The Polimatic line is more stable, suggesting that the consistently highest highs and lowest lows of the blue and red lines probably represent real divergence. However, the purely random variation of the simulated poll trend line is frequently hard to distinguish from the real surveys.
To generate the results above, I closed my eyes and clicked the mouse to let the spreadsheet recalculate. As such, the "Polimatic" line illustrates one potential trend showing nothing but random noise around a 46% to 45% margin. I'll say it one more time to be clear: All of the variation in the Pollmatic trend lines is based on purely random chance. Any resemblance to real changes as measured by Gallup or Rasmussen is entirely coincidental.
So what can we conclude from all this?
First, there has been far more stability than change in the national Obama-Clinton vote preference since Super Tuesday, and that includes the period of last ten days. To the extent that we have seen real changes, they are barely bigger than what we might expect by chance alone.
Second, if you look closely, you will notice that the seemingly odd divergence between Gallup and Rasmussen since the Wright story broke is really not that unusual. It is comparable to similar separations in the trend lines that occurred around February 13 and February 29. Random variation will do that.
Third, and probably most important, it is far too easy to look at these rolling average tracking surveys and see compelling narratives and spin interesting theories from what is often little more than random noise.
PS: Yes, as a few readers have already suggested in prior comments, some of the stability in national Democratic vote preference may stem from the fact that most states have already held their primaries and caucuses. We had some discussion about a month ago about how Gallup alters its screen slightly to accommodate states that have already voted. However, neither Gallup nor Rasmussen alters their vote question for those who have already voted. Here is the text used by each:
Gallup: Which of these candidates would you be most likely to support for the Democratic nomination for president in 2008, or would you support someone else? [ROTATED: New York Senator, Hillary Clinton; Former Alaska Senator, Mike Gravel; Illinois Senator, Barack Obama]
Rasmussen: If the Democratic Presidential Primary were held in your state today, would you vote for Hillary Clinton or Barack Obama? [options are rotated]
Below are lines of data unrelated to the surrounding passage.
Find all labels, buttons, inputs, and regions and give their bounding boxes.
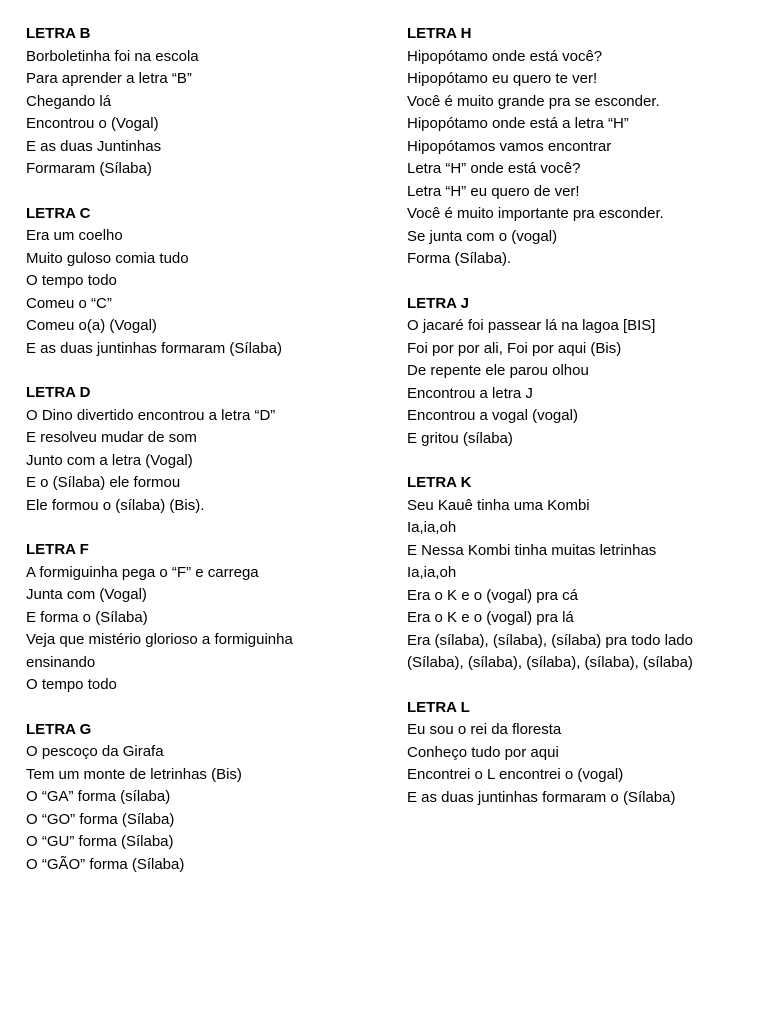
section-letra-k (407, 472, 752, 675)
lyric-line: Encontrou a letra J (407, 384, 533, 402)
lyric-line: E as duas juntinhas formaram o (Sílaba) (407, 788, 676, 806)
section-title: LETRA G (26, 720, 92, 738)
lyric-line: Veja que mistério glorioso a formiguinha (26, 631, 293, 648)
lyric-line: O “GA” forma (sílaba) (26, 788, 171, 805)
lyric-line: O “GU” forma (Sílaba) (26, 833, 174, 850)
lyric-line: Borboletinha foi na escola (26, 47, 199, 65)
lyric-line: Era um coelho (26, 227, 123, 244)
lyric-line: Se junta com o (vogal) (407, 227, 558, 245)
lyric-line: Era o K e o (vogal) pra lá (407, 609, 574, 626)
lyric-line: O jacaré foi passear lá na lagoa [BIS] (407, 317, 656, 334)
lyric-line: Conheço tudo por aqui (407, 743, 559, 761)
section-letra-h (407, 23, 752, 271)
section-letra-j (407, 293, 752, 451)
lyric-line: O tempo todo (26, 676, 117, 693)
lyric-line: Formaram (Sílaba) (26, 160, 152, 177)
lyric-line: O Dino divertido encontrou a letra “D” (26, 406, 276, 424)
lyric-line: E Nessa Kombi tinha muitas letrinhas (407, 541, 657, 559)
lyric-line: Letra “H” onde está você? (407, 160, 581, 177)
section-title: LETRA B (26, 25, 91, 42)
lyric-line: Comeu o “C” (26, 294, 112, 312)
section-title: LETRA K (407, 474, 472, 491)
lyric-line: Hipopótamo eu quero te ver! (407, 70, 598, 87)
section-title: LETRA L (407, 698, 470, 716)
lyric-line: Você é muito importante pra esconder. (407, 205, 664, 222)
section-title: LETRA F (26, 541, 89, 558)
lyric-line: Hipopótamos vamos encontrar (407, 137, 612, 155)
lyric-line: Chegando lá (26, 92, 112, 110)
lyric-line: ensinando (26, 653, 96, 671)
right-column (407, 23, 752, 831)
section-title: LETRA J (407, 294, 469, 312)
lyric-line: Ia,ia,oh (407, 519, 457, 536)
lyric-line: Era (sílaba), (sílaba), (sílaba) pra todo lado (407, 631, 693, 649)
lyric-line: O pescoço da Girafa (26, 743, 164, 760)
lyric-line: O tempo todo (26, 272, 117, 289)
lyric-line: E as duas Juntinhas (26, 137, 162, 155)
section-letra-l (407, 697, 752, 810)
lyric-line: Era o K e o (vogal) pra cá (407, 586, 578, 604)
section-title: LETRA C (26, 204, 91, 222)
lyric-line: Encontrou a vogal (vogal) (407, 407, 578, 424)
lyric-line: E forma o (Sílaba) (26, 608, 148, 626)
lyric-line: Tem um monte de letrinhas (Bis) (26, 765, 242, 783)
lyric-line: O “GÃO” forma (Sílaba) (26, 855, 185, 873)
lyric-line: Para aprender a letra “B” (26, 70, 192, 87)
lyric-line: Muito guloso comia tudo (26, 249, 189, 267)
lyric-line: Hipopótamo onde está a letra “H” (407, 115, 629, 132)
section-title: LETRA D (26, 384, 91, 401)
lyric-line: O “GO” forma (Sílaba) (26, 810, 175, 828)
lyric-line: E resolveu mudar de som (26, 429, 197, 446)
section-title: LETRA H (407, 25, 472, 42)
lyric-line: Encontrei o L encontrei o (vogal) (407, 766, 624, 783)
lyric-line: A formiguinha pega o “F” e carrega (26, 563, 259, 581)
section-letra-c (26, 203, 386, 361)
left-column (26, 23, 386, 898)
lyric-line: Seu Kauê tinha uma Kombi (407, 496, 590, 514)
section-letra-d (26, 382, 386, 517)
lyric-line: Eu sou o rei da floresta (407, 721, 562, 738)
lyric-line: Você é muito grande pra se esconder. (407, 92, 660, 110)
lyric-line: Letra “H” eu quero de ver! (407, 182, 580, 200)
lyric-line: Forma (Sílaba). (407, 250, 512, 267)
lyric-line: E as duas juntinhas formaram (Sílaba) (26, 339, 282, 357)
lyric-line: (Sílaba), (sílaba), (sílaba), (sílaba), (sílaba) (407, 654, 693, 671)
lyric-line: Ia,ia,oh (407, 564, 457, 581)
section-letra-f (26, 539, 386, 697)
lyric-line: Foi por por ali, Foi por aqui (Bis) (407, 339, 622, 357)
section-letra-g (26, 719, 386, 877)
section-letra-b (26, 23, 386, 181)
lyric-line: Ele formou o (sílaba) (Bis). (26, 496, 205, 514)
lyric-line: Encontrou o (Vogal) (26, 115, 159, 132)
lyric-line: Junta com (Vogal) (26, 586, 147, 603)
lyric-line: Hipopótamo onde está você? (407, 47, 603, 65)
lyric-line: Comeu o(a) (Vogal) (26, 317, 157, 334)
lyric-line: E o (Sílaba) ele formou (26, 474, 181, 491)
lyric-line: De repente ele parou olhou (407, 362, 589, 379)
lyric-line: Junto com a letra (Vogal) (26, 451, 193, 469)
lyric-line: E gritou (sílaba) (407, 429, 513, 447)
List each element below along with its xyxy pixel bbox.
PPS: While I was writing this post, Mickey Kaus blogged a theory for the divergent Gallup and Rasmussen trend lines:
The 'Bradley Effect' is Back? Gallup's national tracking poll has Obama retaking the lead over Hillary after bottoming out on the day of his big race speech. Rasmussen's robo-poll, on the other hand, shows Obama losing ground since last Tuesday. True, even Rasmussen doesn't seem to be putting a lot of emphasis on his survey's 6-point shift. But isn't this week's primary race exactly the sort of environment--i.e.., the issue of race is in the air--when robo-polling is supposed to have an advantage over the conventional human telephone polling used by Gallup? Voters wary of looking like bigots to a live operator--'and why didn't you like Obama's plea for mutual for understanding that all the editorial pages liked?'--might lie about their opinions, a phenomenon known as the Bradley Effect. But they might be more willing to tell the truth to a machine. ...
Or more likely, the apparent differences between are about random variation in one or both polls. If you average the results from data collected since March 14 (the day the Wright story exploded) they are not very different:
- Live Interviewer Gallup Daily: Clinton +2 (47% to 45)
- Automated Rasmussen Reports: Obama +1 (45% to 44%)
Kaus also links to an automated PPP survey in North Carolina that fielded on the evening of March 17, the night before the Obama speech. As such, it is consistent with Gallup's "bottoming out" for Obama, not contradictory. The SurveyUSA results I blogged about on Friday were also collected from March 14 to March 16, just after the Wright story broke but before Obama's speech.